I have read with great interest your interchange over recommendations for lowering preventable maternal mortality. While Jon’s address from years back, outlining a multi-leveled approach ranging from home-based care by TBA through heath posts and rural clinics to hospitals, makes a lot of sense, it has nevertheless been hard to put into practice. Cultural and economic barriers (often including illicit under-the-table charges by professionals) often make the referrals to “higher” levels of care prohibitive for the families involved.
I therefore agree very much with Nick that training local people — including selected healthworkers and TBAs — to do some of the life-saving procedures usually reserved “for doctors only” would have potentially for significantly lowering child mortality.
Not everything need be or can be done at once. But some simple measures could make a substantial difference. For example “severe” postpartum bleeding is a major cause of maternal mortality in poor communities where up to 70% of women are visibly anemic, many of them severely so. Provision of oxytocics to TBAs, with adequate precautionary training to use only after the baby is delivered, could probably save a large number of women’s lives. (The training of lay providers needs to be better than that of doctors on this issue, where the premature overuse — often to speed up normal delivery — is a common malpractice leading to everything from vaginal tears to ruptured uteri to asphyxiation of the baby. Nevertheless, adequate instruction of TBAs on the proper use and warnings with oxytocics shouldn’t take more than half an hour.)
The major obstacle to systematically enabling lay practitioners to perform tasks exclusively reserved for titled “professionals” is the resistance from the medical establishment. Years ago I argued with the MOH directors in Colombia about the question of teaching health workers and TBAs to use oxytocin to control postpartum hemorrhage, and they were afraid to even consider it. This was not because they didn’t believe it could save many women’s lives, but because they feared the criticism they would get from the medical establishment if a mother died after a TBA used oxytocin — as was occasional likely to happen even though far more women’s lives would be saved. In short, the decision-makers in the MOH were more concerned about protecting themselves than about protecting the lives of poor rural women.
Nick is absolutely right that — given the many barriers to taking poor rural women to where they can get the professional care they need — a great many women’s lives could be saved by training local lay service providers to “specialize” in such life-saving techniques as C-sections and transfusions, use of blood thickeners, and the like. As Nick points out, there are many examples of village health workers and birth attendants learning and successfully practicing equally demanding skills. (For example see our Newsletter #76 on how a village boy in Mexico learned eye-surgery from a visiting ophthalmologist, and eventually became a eye-surgeon and professor of ophthalmology: http://web.healthwrights.org/newsletters/nl75-village-boy-to-eye-surgeon/)
In this context, the WHO has been a two edged sword. At least in some countries, it has counseled health ministries not to work with TBAs. When I visited East Timor in 2011 I found this to be the case. In our Newsletter # 69 I wrote:
“The Health Ministry’s failure to officially recognize Traditional Birth Attendants (TBAs) is another big obstacle to mother and child health in Timor-Leste. A graph published by the Health Ministry shows that about 20% of babies are delivered by health professionals in hospitals; nearly 30% are delivered by trained midwives (educated women officially trained in childbirth); and half of all babies are delivered by “other.” “Other” refers mostly to Traditional Birth Attendants, who do deliveries in homes and whom most mothers (including city dwellers) prefer. However, the graph doesn’t refer to them as TBAs because, following a directive of the World Health Organization, they are no longer recognized by the Timorese Health Ministry. Given that TBAs attend the vast majority of births in remote areas where the titled midwives almost never go, the WHO directive makes little sense. If the Ministry of Health provided basic support, back-up, and sterile birth kits to the TBAs, it could have a significant impact on maternal and child health. And the impact could be even greater if TBAs were encouraged to cooperate with Family Health Promoters in pre- and post natal care, including nutrition and immunization.” (http://healthwrights.org/index.php?option=com_content&view=article&layout=edit&id=228)

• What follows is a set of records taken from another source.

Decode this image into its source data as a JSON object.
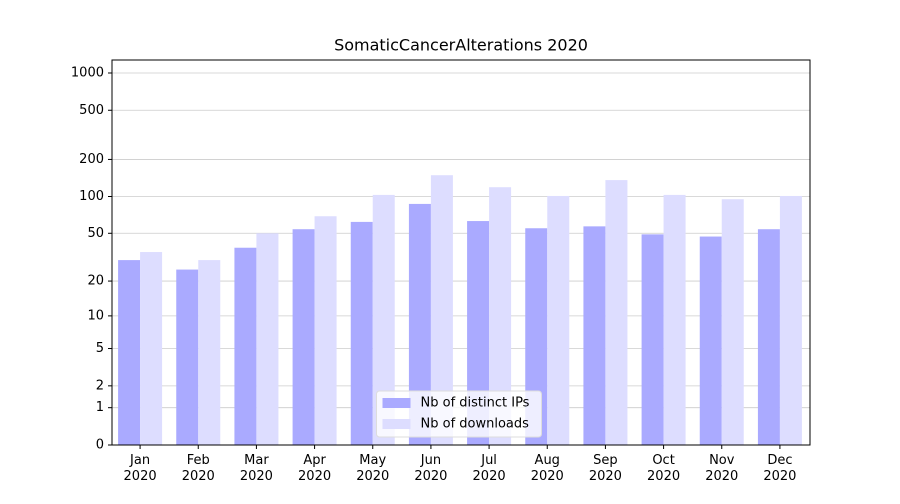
{
  "chart_data": {
    "type": "bar",
    "title": "SomaticCancerAlterations 2020",
    "scale": "log1p",
    "categories": [
      "Jan\n2020",
      "Feb\n2020",
      "Mar\n2020",
      "Apr\n2020",
      "May\n2020",
      "Jun\n2020",
      "Jul\n2020",
      "Aug\n2020",
      "Sep\n2020",
      "Oct\n2020",
      "Nov\n2020",
      "Dec\n2020"
    ],
    "series": [
      {
        "name": "Nb of distinct IPs",
        "color": "#aaaaff",
        "values": [
          30,
          25,
          38,
          54,
          62,
          87,
          63,
          55,
          57,
          49,
          47,
          54
        ]
      },
      {
        "name": "Nb of downloads",
        "color": "#ddddff",
        "values": [
          35,
          30,
          50,
          69,
          103,
          149,
          119,
          101,
          136,
          103,
          95,
          101
        ]
      }
    ],
    "ylim": [
      0,
      1273
    ],
    "yticks": [
      0,
      1,
      2,
      5,
      10,
      20,
      50,
      100,
      200,
      500,
      1000
    ],
    "grid": true,
    "legend": "lower center"
  }
}
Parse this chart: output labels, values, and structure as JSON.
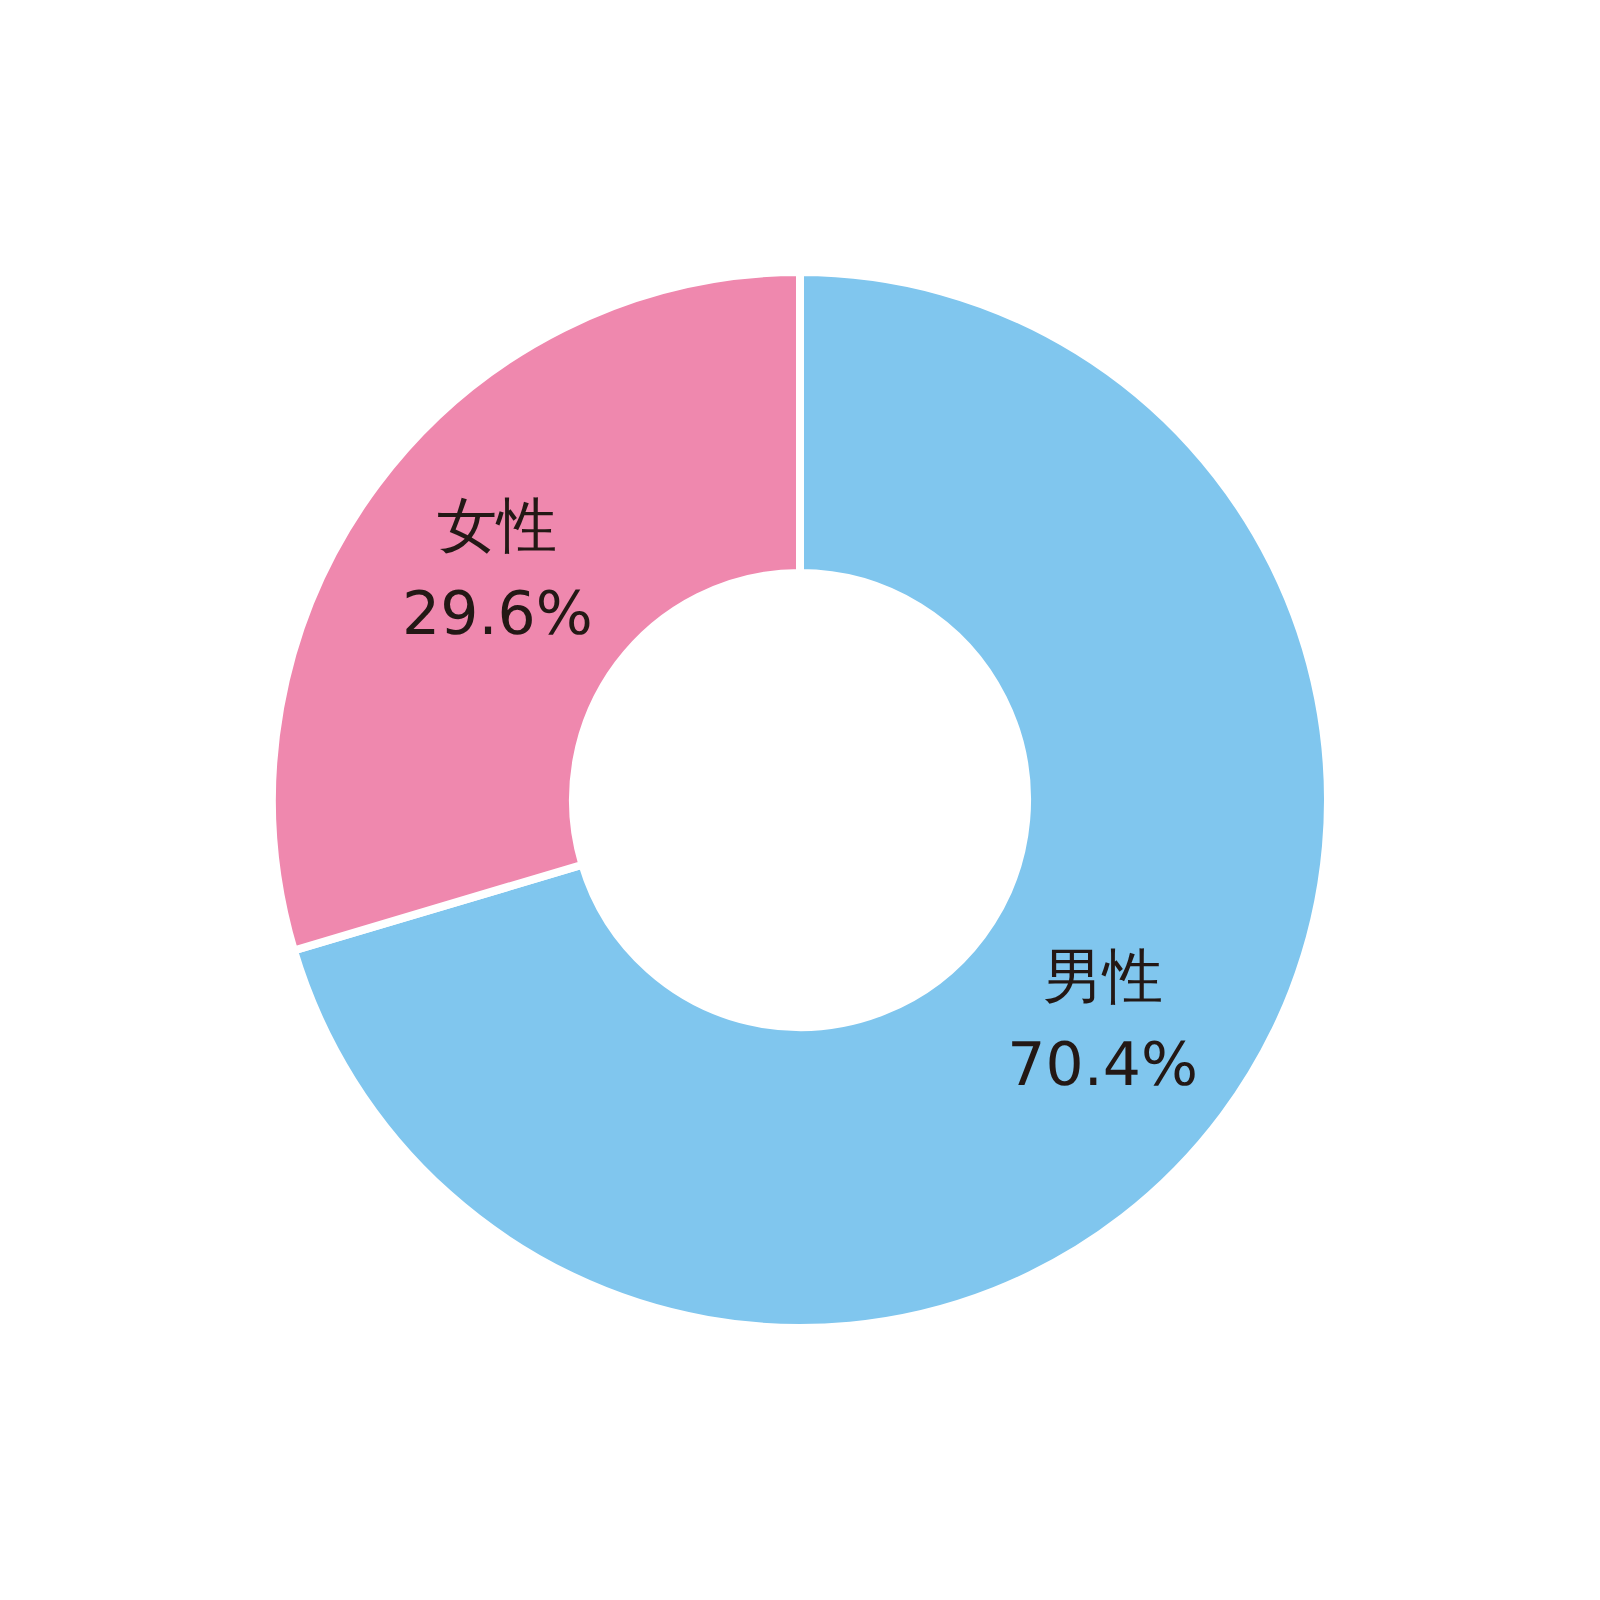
{
  "chart_data": {
    "type": "donut",
    "categories": [
      "男性",
      "女性"
    ],
    "values": [
      70.4,
      29.6
    ],
    "colors": [
      "#80c6ee",
      "#ef88ae"
    ],
    "value_labels": [
      "70.4%",
      "29.6%"
    ],
    "legend": false
  }
}
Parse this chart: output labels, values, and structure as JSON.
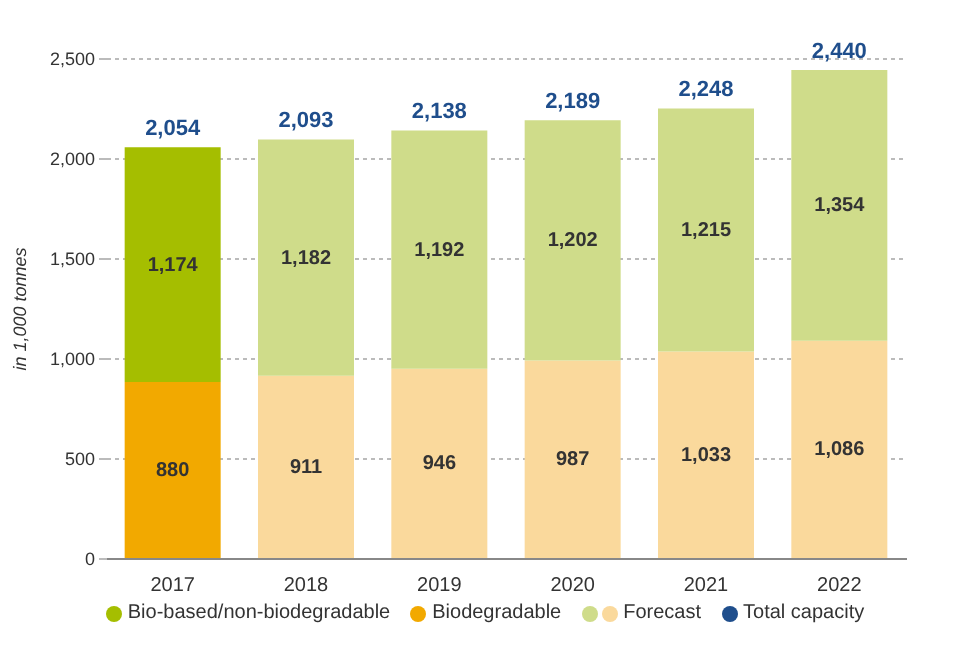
{
  "chart_data": {
    "type": "bar",
    "stacked": true,
    "ylabel": "in 1,000 tonnes",
    "categories": [
      "2017",
      "2018",
      "2019",
      "2020",
      "2021",
      "2022"
    ],
    "series": [
      {
        "name": "Biodegradable",
        "color": "#f2a900",
        "colors": [
          "#f2a900",
          "#fad99c",
          "#fad99c",
          "#fad99c",
          "#fad99c",
          "#fad99c"
        ],
        "values": [
          880,
          911,
          946,
          987,
          1033,
          1086
        ],
        "value_labels": [
          "880",
          "911",
          "946",
          "987",
          "1,033",
          "1,086"
        ]
      },
      {
        "name": "Bio-based/non-biodegradable",
        "color": "#a5be00",
        "colors": [
          "#a5be00",
          "#cfdc8a",
          "#cfdc8a",
          "#cfdc8a",
          "#cfdc8a",
          "#cfdc8a"
        ],
        "values": [
          1174,
          1182,
          1192,
          1202,
          1215,
          1354
        ],
        "value_labels": [
          "1,174",
          "1,182",
          "1,192",
          "1,202",
          "1,215",
          "1,354"
        ]
      }
    ],
    "totals": [
      "2,054",
      "2,093",
      "2,138",
      "2,189",
      "2,248",
      "2,440"
    ],
    "annotations": [
      "Forecast",
      "Total capacity"
    ],
    "ylim": [
      0,
      2500
    ],
    "yticks": [
      0,
      {
        "value": 500,
        "label": "500"
      },
      {
        "value": 1000,
        "label": "1,000"
      },
      {
        "value": 1500,
        "label": "1,500"
      },
      {
        "value": 2000,
        "label": "2,000"
      },
      {
        "value": 2500,
        "label": "2,500"
      }
    ],
    "grid": "y",
    "legend": "bottom"
  }
}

A Timorese obstetrician worked with upgrading the skills of TBAs in a remote area of the island, resulting in an impressive decline in maternal and neonatal mortality. The Japanese govt. development agency offered the Timorese MOH a million dollar grant to expand the program throughout remote highland areas. However the WHO disapproved, and the project never resulted.
Breaking the monopoly of medical establishment is still a major challenge in achieving adequate health care for the disadvantaged.